Dopo anni di silenzio e mistero, I Cani tornano a far sentire la loro voce – o meglio, il loro fantasma – con Post Mortem, un disco che sembra più una seduta spiritica che un semplice ritorno discografico. Pubblicato a sorpresa il 10 aprile 2025, l’album arriva come un sussurro dal passato, ma con lo sguardo fisso sul presente più disilluso.

Tredici tracce che scavano tra le rovine dell’identità, dell’amore e dell’epoca post-tutto in cui viviamo. Il suono è più asciutto, meno ironico ma più feroce, come se Niccolò Contessa avesse deciso di scrivere il testamento di una generazione senza mai pronunciare la parola “fine”. I momenti strumentali si mescolano a testi taglienti e malinconici, in un equilibrio precario tra poesia urbana e confessione privata. C'è chi aspettava un ritorno nostalgico, ma Post Mortem è tutt’altro:
è un disco che non consola, che non cerca di piacere, che non vuole essere spiegato. È un'opera che ti guarda storto e ti lascia solo, come fa il mondo vero.

Nel cuore di Post Mortem, la traccia "colpevole" si staglia come un monologo interiore sussurrato con i pugni in tasca e gli occhi bassi. È una confessione che non cerca assoluzioni, ma solo di farsi ascoltare, magari da chi si sente allo stesso modo.
Il testo è crudo, diretto, ma mai urlato. Contessa mette a nudo la sensazione di essere inadeguati al proprio tempo, di sentirsi sempre “fuori fase”, eppure sempre in debito. Con chi? Con tutto: con i genitori, con gli amici, con se stessi. Il ritornello – una ripetizione quasi ossessiva del titolo – è come un mantra colpevolizzante che rimbalza nella testa.
Musicalmente, la produzione è minimale ma chirurgica.

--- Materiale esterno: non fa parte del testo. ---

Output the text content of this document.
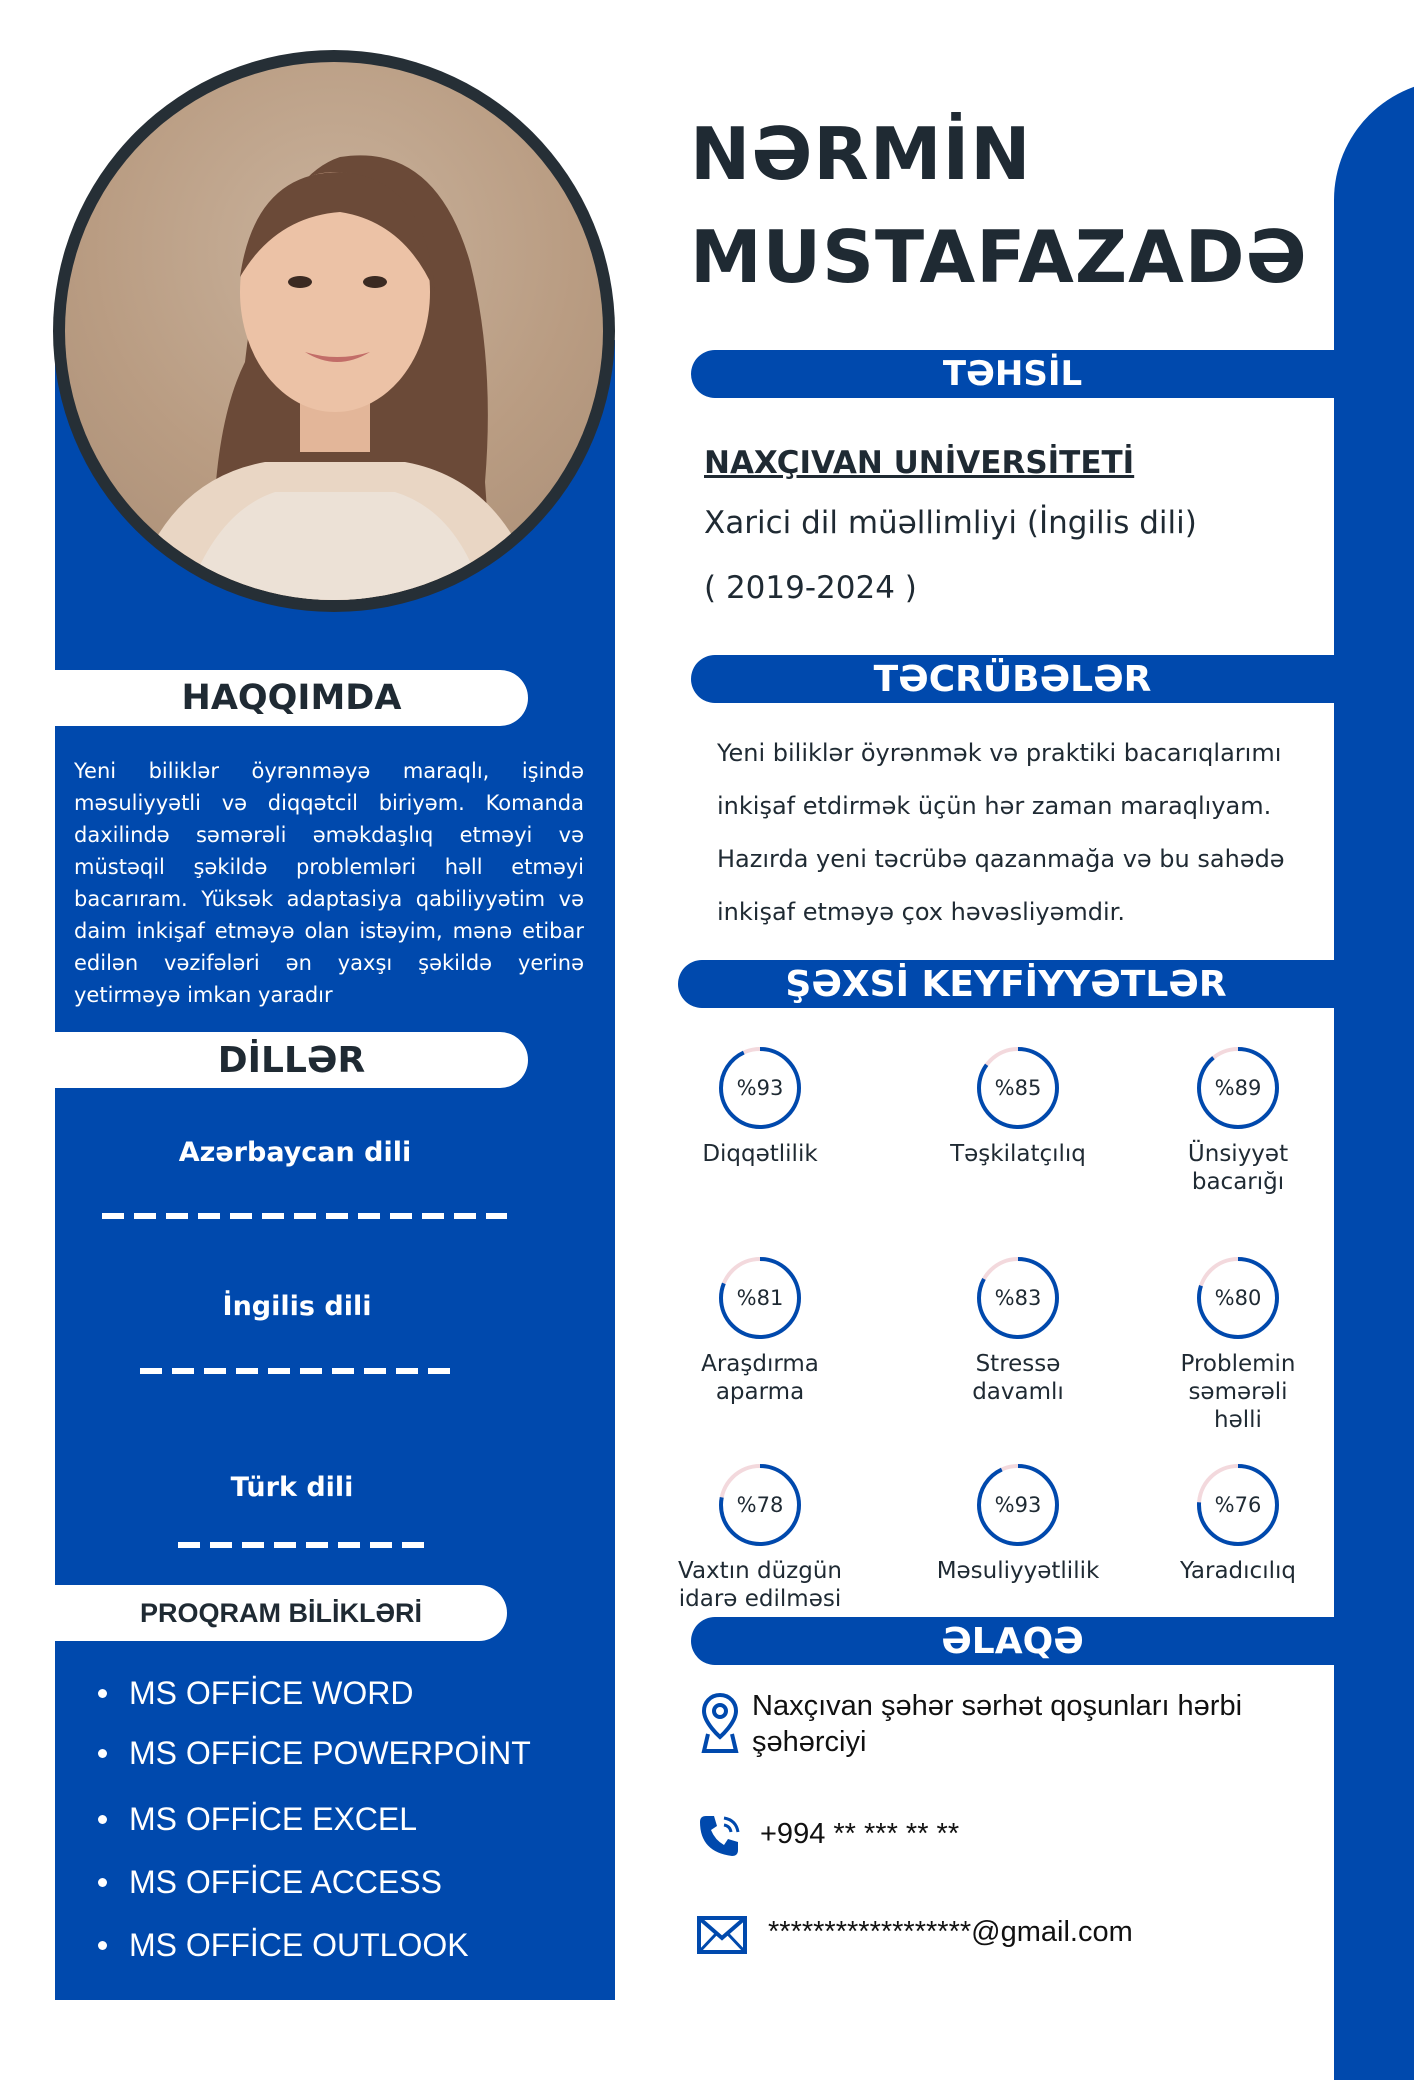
NƏRMİN
MUSTAFAZADƏ
HAQQIMDA
Yeni biliklər öyrənməyə maraqlı, işində məsuliyyətli və diqqətcil biriyəm. Komanda daxilində səmərəli əməkdaşlıq etməyi və müstəqil şəkildə problemləri həll etməyi bacarıram. Yüksək adaptasiya qabiliyyətim və daim inkişaf etməyə olan istəyim, mənə etibar edilən vəzifələri ən yaxşı şəkildə yerinə yetirməyə imkan yaradır
DİLLƏR
Azərbaycan dili
İngilis dili
Türk dili
PROQRAM BİLİKLƏRİ
MS OFFİCE WORD
MS OFFİCE POWERPOİNT
MS OFFİCE EXCEL
MS OFFİCE ACCESS
MS OFFİCE OUTLOOK
TƏHSİL
NAXÇIVAN UNİVERSİTETİ
Xarici dil müəllimliyi (İngilis dili)
( 2019-2024 )
TƏCRÜBƏLƏR
Yeni biliklər öyrənmək və praktiki bacarıqlarımı
inkişaf etdirmək üçün hər zaman maraqlıyam.
Hazırda yeni təcrübə qazanmağa və bu sahədə
inkişaf etməyə çox həvəsliyəmdir.
ŞƏXSİ KEYFİYYƏTLƏR
%93
Diqqətlilik
%85
Təşkilatçılıq
%89
Ünsiyyət
bacarığı
%81
Araşdırma
aparma
%83
Stressə
davamlı
%80
Problemin
səmərəli
həlli
%78
Vaxtın düzgün
idarə edilməsi
%93
Məsuliyyətlilik
%76
Yaradıcılıq
ƏLAQƏ
Naxçıvan şəhər sərhət qoşunları hərbi
şəhərciyi
+994 ** *** ** **
******************@gmail.com
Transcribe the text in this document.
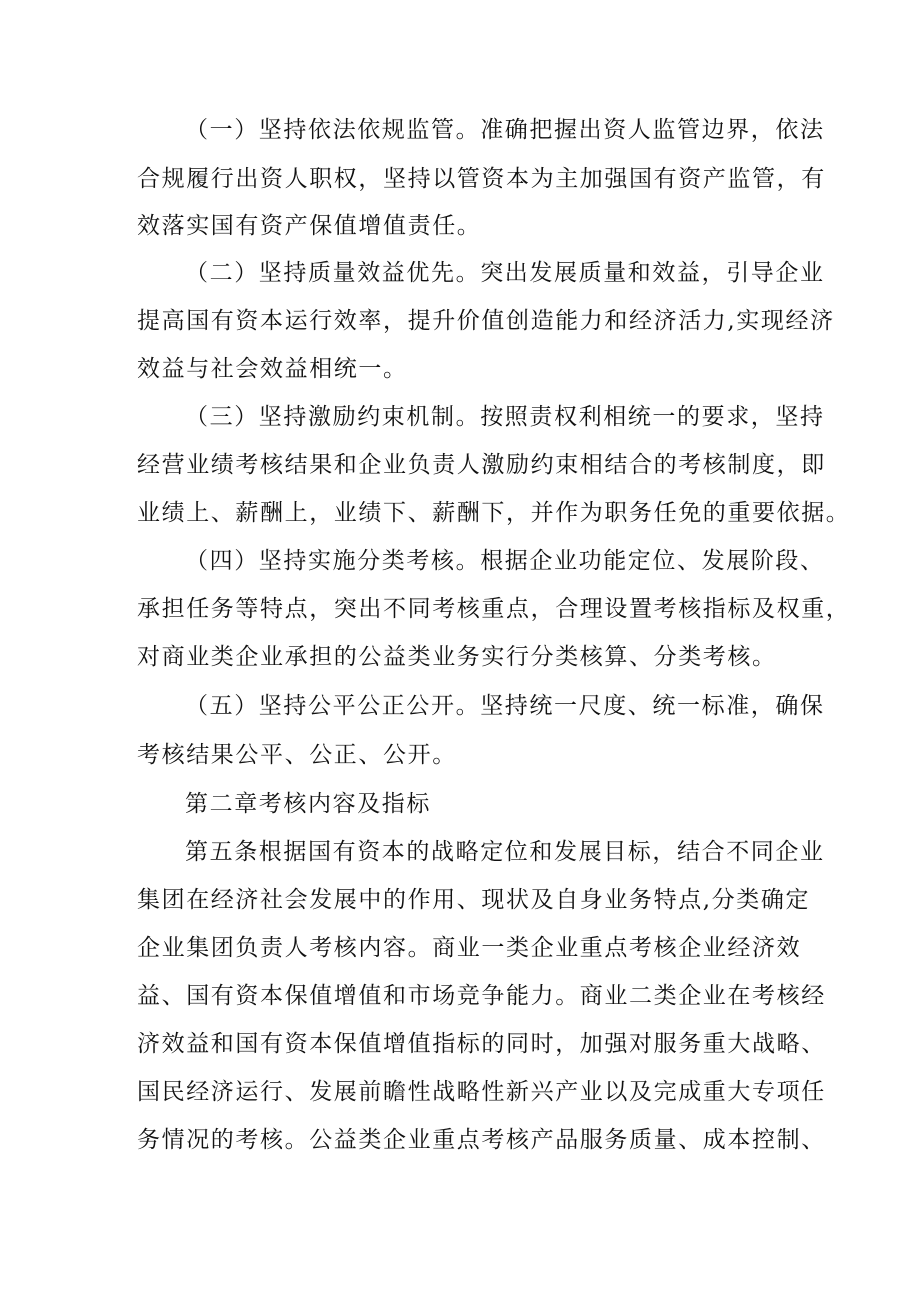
（一）坚持依法依规监管。准确把握出资人监管边界，依法
合规履行出资人职权，坚持以管资本为主加强国有资产监管，有
效落实国有资产保值增值责任。
（二）坚持质量效益优先。突出发展质量和效益，引导企业
提高国有资本运行效率，提升价值创造能力和经济活力,实现经济
效益与社会效益相统一。
（三）坚持激励约束机制。按照责权利相统一的要求，坚持
经营业绩考核结果和企业负责人激励约束相结合的考核制度，即
业绩上、薪酬上，业绩下、薪酬下，并作为职务任免的重要依据。
（四）坚持实施分类考核。根据企业功能定位、发展阶段、
承担任务等特点，突出不同考核重点，合理设置考核指标及权重，
对商业类企业承担的公益类业务实行分类核算、分类考核。
（五）坚持公平公正公开。坚持统一尺度、统一标准，确保
考核结果公平、公正、公开。
第二章考核内容及指标
第五条根据国有资本的战略定位和发展目标，结合不同企业
集团在经济社会发展中的作用、现状及自身业务特点,分类确定
企业集团负责人考核内容。商业一类企业重点考核企业经济效
益、国有资本保值增值和市场竞争能力。商业二类企业在考核经
济效益和国有资本保值增值指标的同时，加强对服务重大战略、
国民经济运行、发展前瞻性战略性新兴产业以及完成重大专项任
务情况的考核。公益类企业重点考核产品服务质量、成本控制、
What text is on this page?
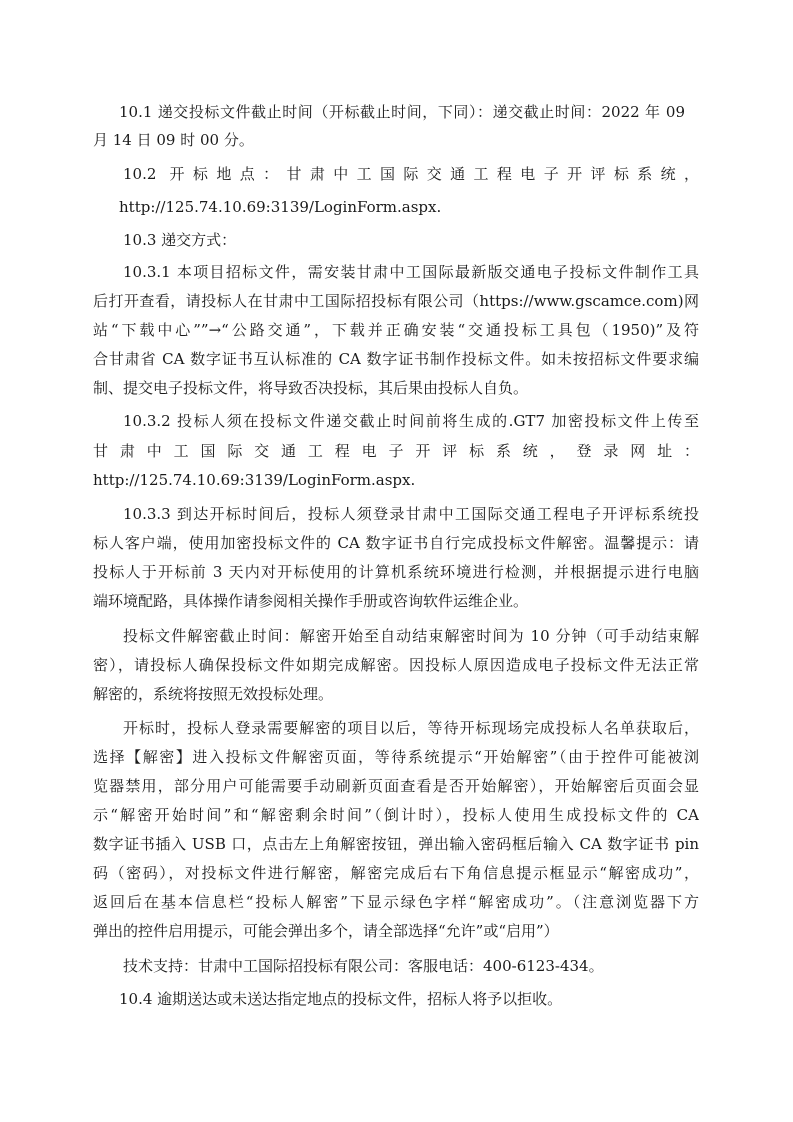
10.1 递交投标文件截止时间（开标截止时间，下同）：递交截止时间：2022 年 09
月 14 日 09 时 00 分。
10.2 开标地点：甘肃中工国际交通工程电子开评标系统，
http://125.74.10.69:3139/LoginForm.aspx.
10.3 递交方式：
10.3.1 本项目招标文件，需安装甘肃中工国际最新版交通电子投标文件制作工具
后打开查看，请投标人在甘肃中工国际招投标有限公司（https://www.gscamce.com)网
站“下载中心””→“公路交通”，下载并正确安装“交通投标工具包（1950)”及符
合甘肃省 CA 数字证书互认标准的 CA 数字证书制作投标文件。如未按招标文件要求编
制、提交电子投标文件，将导致否决投标，其后果由投标人自负。
10.3.2 投标人须在投标文件递交截止时间前将生成的.GT7 加密投标文件上传至
甘肃中工国际交通工程电子开评标系统，登录网址：
http://125.74.10.69:3139/LoginForm.aspx.
10.3.3 到达开标时间后，投标人须登录甘肃中工国际交通工程电子开评标系统投
标人客户端，使用加密投标文件的 CA 数字证书自行完成投标文件解密。温馨提示：请
投标人于开标前 3 天内对开标使用的计算机系统环境进行检测，并根据提示进行电脑
端环境配路，具体操作请参阅相关操作手册或咨询软件运维企业。
投标文件解密截止时间：解密开始至自动结束解密时间为 10 分钟（可手动结束解
密），请投标人确保投标文件如期完成解密。因投标人原因造成电子投标文件无法正常
解密的，系统将按照无效投标处理。
开标时，投标人登录需要解密的项目以后，等待开标现场完成投标人名单获取后，
选择【解密】进入投标文件解密页面，等待系统提示“开始解密”（由于控件可能被浏
览器禁用，部分用户可能需要手动刷新页面查看是否开始解密），开始解密后页面会显
示“解密开始时间”和“解密剩余时间”（倒计时），投标人使用生成投标文件的 CA
数字证书插入 USB 口，点击左上角解密按钮，弹出输入密码框后输入 CA 数字证书 pin
码（密码），对投标文件进行解密，解密完成后右下角信息提示框显示“解密成功”，
返回后在基本信息栏“投标人解密”下显示绿色字样“解密成功”。（注意浏览器下方
弹出的控件启用提示，可能会弹出多个，请全部选择“允许”或“启用”）
技术支持：甘肃中工国际招投标有限公司：客服电话：400-6123-434。
10.4 逾期送达或未送达指定地点的投标文件，招标人将予以拒收。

Un synth freddo pulsa come un cuore sotto stress, mentre un beat lento accompagna l’andamento stanco del pezzo. Non ci sono esplosioni né climax: tutto resta sospeso, come se anche la musica si vergognasse di esistere troppo.
"colpevole" è lo specchio di una generazione che ha smesso di chiedere scusa, ma non riesce a smettere di sentirsi in colpa. Una canzone che non redime, ma riconosce: “sì, anche tu ti senti così”.